Hidden Costs and Mortgage Penalties – How to Manage Them
A lot of home buyers make the mistake of overlooking some critical costs when they are budgeting for a Canada mortgage. When you opt for a home mortgage for the first time, remember that the monthly payments and the down payment is not the only thing that you should plan for.
There are a certain amount of closing costs involved, which can make up for a considerable amount of cash in the long run. Furthermore, there are implications when you sell your home in the future or break off your mortgage for any reason. Sometimes, accelerating your payments and paying off the mortgage early also come with some negative penalties attached.
Keep reading to find out all the extra charges and hidden costs that are associated with a mortgage plan.
The Closing Costs
Typically, a lot of lenders ask for an additional 1.5% of purchase price when closing the mortgage, in order to check that the lender is credible enough to afford the mortgage rates in the long run. When you are buying a home, there are additional costs such as the land transfer cost and home inspection etc also involved in the deal; you need to account for these charges in time if you want to avoid any other problems down the road.
If you are unsure on what additional charges you will have to pay, you can calculate the overall budget through the official listing at the Canada Mortgage and Housing Corporation’s Official Website. Your broker will also guide you in the process and help you assess the total costs involved in purchasing and getting a mortgage for a particular property.
The Mortgage Insurance
It is possible to get a mortgage loan even when you do not have the required 20% down payment in store. However, you will still have to pay at least 5% of the total amount, and also opt for mortgage insurance. The monthly payment for the mortgage insurance may make your overall payments rise a little higher than expected; thus, it is important that you are aware of this cost before you opt for a Canada mortgage.

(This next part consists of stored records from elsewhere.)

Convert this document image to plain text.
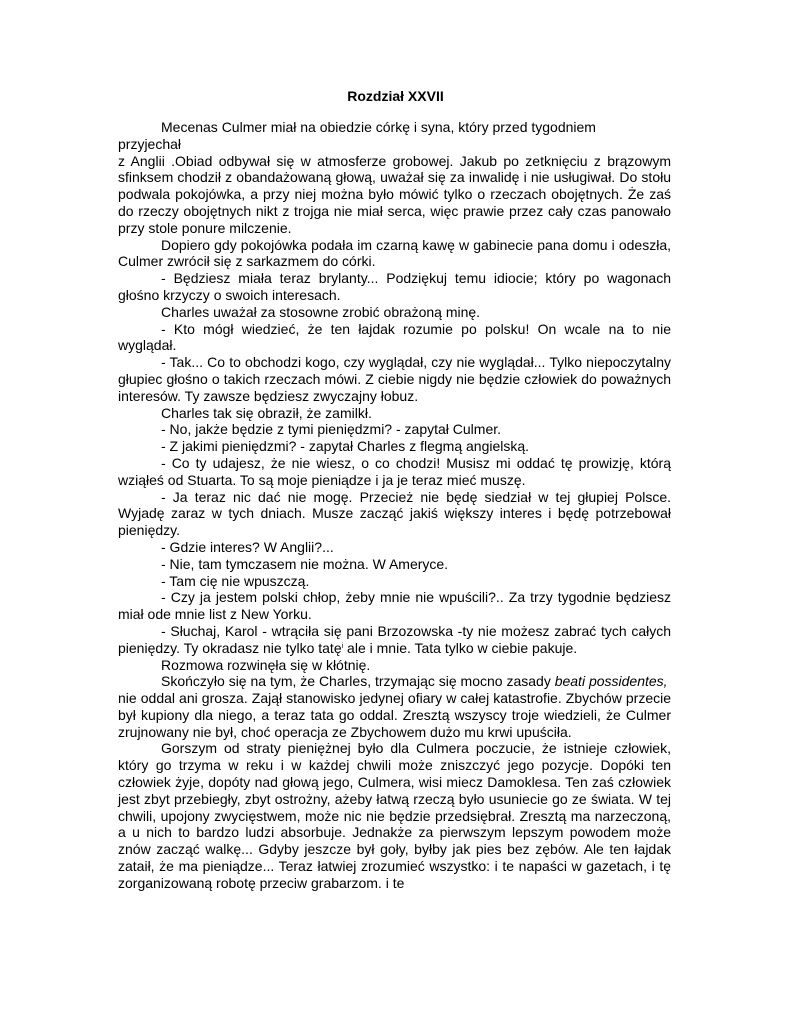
Rozdział XXVII

Mecenas Culmer miał na obiedzie córkę i syna, który przed tygodniem

przyjechał

z Anglii .Obiad odbywał się w atmosferze grobowej. Jakub po zetknięciu z brązowym sfinksem chodził z obandażowaną głową, uważał się za inwalidę i nie usługiwał. Do stołu podwala pokojówka, a przy niej można było mówić tylko o rzeczach obojętnych. Że zaś do rzeczy obojętnych nikt z trojga nie miał serca, więc prawie przez cały czas panowało przy stole ponure milczenie.

Dopiero gdy pokojówka podała im czarną kawę w gabinecie pana domu i odeszła, Culmer zwrócił się z sarkazmem do córki.

- Będziesz miała teraz brylanty... Podziękuj temu idiocie; który po wagonach głośno krzyczy o swoich interesach.

Charles uważał za stosowne zrobić obrażoną minę.

- Kto mógł wiedzieć, że ten łajdak rozumie po polsku! On wcale na to nie wyglądał.

- Tak... Co to obchodzi kogo, czy wyglądał, czy nie wyglądał... Tylko niepoczytalny głupiec głośno o takich rzeczach mówi. Z ciebie nigdy nie będzie człowiek do poważnych interesów. Ty zawsze będziesz zwyczajny łobuz.

Charles tak się obraził, że zamilkł.

- No, jakże będzie z tymi pieniędzmi? - zapytał Culmer.

- Z jakimi pieniędzmi? - zapytał Charles z flegmą angielską.

- Co ty udajesz, że nie wiesz, o co chodzi! Musisz mi oddać tę prowizję, którą wziąłeś od Stuarta. To są moje pieniądze i ja je teraz mieć muszę.

- Ja teraz nic dać nie mogę. Przecież nie będę siedział w tej głupiej Polsce. Wyjadę zaraz w tych dniach. Musze zacząć jakiś większy interes i będę potrzebował pieniędzy.

- Gdzie interes? W Anglii?...

- Nie, tam tymczasem nie można. W Ameryce.

- Tam cię nie wpuszczą.

- Czy ja jestem polski chłop, żeby mnie nie wpuścili?.. Za trzy tygodnie będziesz miał ode mnie list z New Yorku.

- Słuchaj, Karol - wtrąciła się pani Brzozowska -ty nie możesz zabrać tych całych pieniędzy. Ty okradasz nie tylko tatę$^i$ ale i mnie. Tata tylko w ciebie pakuje.

Rozmowa rozwinęła się w kłótnię.

Skończyło się na tym, że Charles, trzymając się mocno zasady beati possidentes,

nie oddal ani grosza. Zajął stanowisko jedynej ofiary w całej katastrofie. Zbychów przecie był kupiony dla niego, a teraz tata go oddal. Zresztą wszyscy troje wiedzieli, że Culmer zrujnowany nie był, choć operacja ze Zbychowem dużo mu krwi upuściła.

Gorszym od straty pieniężnej było dla Culmera poczucie, że istnieje człowiek, który go trzyma w reku i w każdej chwili może zniszczyć jego pozycje. Dopóki ten człowiek żyje, dopóty nad głową jego, Culmera, wisi miecz Damoklesa. Ten zaś człowiek jest zbyt przebiegły, zbyt ostrożny, ażeby łatwą rzeczą było usuniecie go ze świata. W tej chwili, upojony zwycięstwem, może nic nie będzie przedsiębrał. Zresztą ma narzeczoną, a u nich to bardzo ludzi absorbuje. Jednakże za pierwszym lepszym powodem może znów zacząć walkę... Gdyby jeszcze był goły, byłby jak pies bez zębów. Ale ten łajdak zataił, że ma pieniądze... Teraz łatwiej zrozumieć wszystko: i te napaści w gazetach, i tę zorganizowaną robotę przeciw grabarzom. i te
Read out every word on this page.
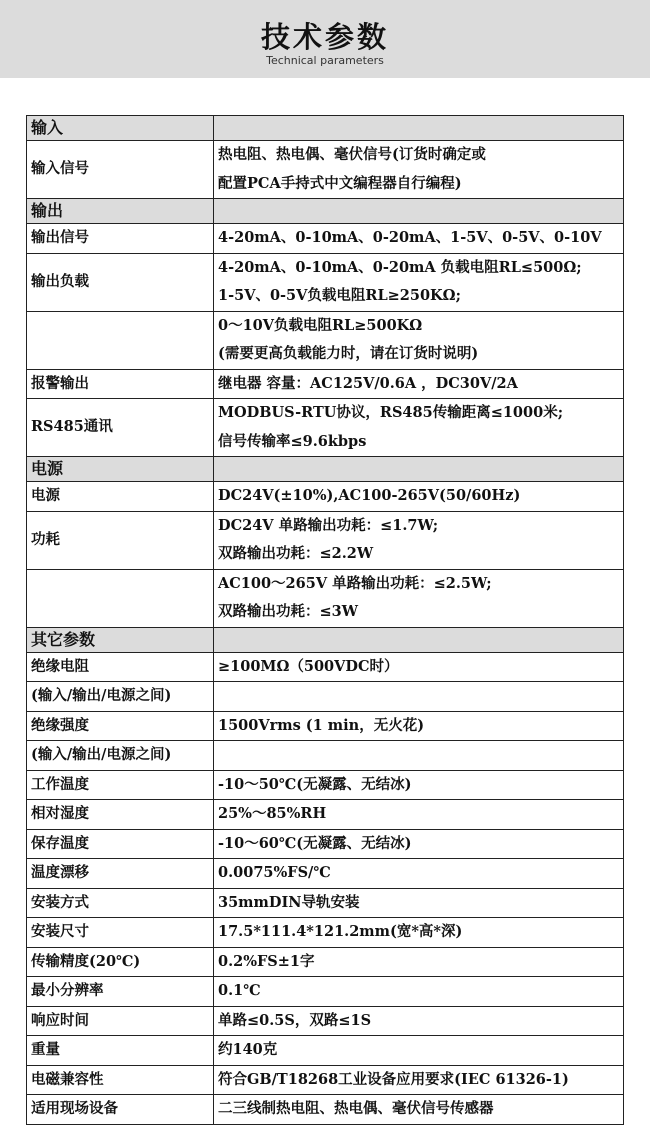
技术参数
Technical parameters
输入	
输入信号	热电阻、热电偶、毫伏信号(订货时确定或
配置PCA手持式中文编程器自行编程)

输出	
输出信号	4-20mA、0-10mA、0-20mA、1-5V、0-5V、0-10V

输出负载	4-20mA、0-10mA、0-20mA 负载电阻RL≤500Ω;
1-5V、0-5V负载电阻RL≥250KΩ;

	0～10V负载电阻RL≥500KΩ
(需要更高负载能力时，请在订货时说明)

报警输出	继电器 容量：AC125V/0.6A ，DC30V/2A

RS485通讯	MODBUS-RTU协议，RS485传输距离≤1000米;
信号传输率≤9.6kbps

电源	
电源	DC24V(±10%),AC100-265V(50/60Hz)

功耗	DC24V 单路输出功耗：≤1.7W;
双路输出功耗：≤2.2W

	AC100～265V 单路输出功耗：≤2.5W;
双路输出功耗：≤3W

其它参数	
绝缘电阻	≥100MΩ（500VDC时）

(输入/输出/电源之间)	

绝缘强度	1500Vrms (1 min，无火花)

(输入/输出/电源之间)	

工作温度	-10～50℃(无凝露、无结冰)

相对湿度	25%～85%RH

保存温度	-10～60℃(无凝露、无结冰)

温度漂移	0.0075%FS/℃

安装方式	35mmDIN导轨安装

安装尺寸	17.5*111.4*121.2mm(宽*高*深)

传输精度(20℃)	0.2%FS±1字

最小分辨率	0.1℃

响应时间	单路≤0.5S，双路≤1S

重量	约140克

电磁兼容性	符合GB/T18268工业设备应用要求(IEC 61326-1)

适用现场设备	二三线制热电阻、热电偶、毫伏信号传感器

It is important to stay aware of the risks of penalization when you are locking in with a mortgage that stretches to 25 years on average. In case you need to break the mortgage early, your lender or bank will charge you with a penalty amount.
This penalty depends on a number of factors, and you either have to pay three months worth of interest or follow the mode of payment through a pre-defined IRD (Interest Rate differential).
Also, if you have opted for a closed mortgage, paying off the loan early will also result in penalization. It is important that you discuss all these risk factors and their implications with your mortgage broker beforehand so that you are saved any unnecessary hassle later on.
Mortgage rates in Canada now are looking more attractive and are a lot more affordable compared to the past. Therefore, it is best to lock in on a feasible rate today so that you can enjoy minimal payments tomorrow! Best of luck!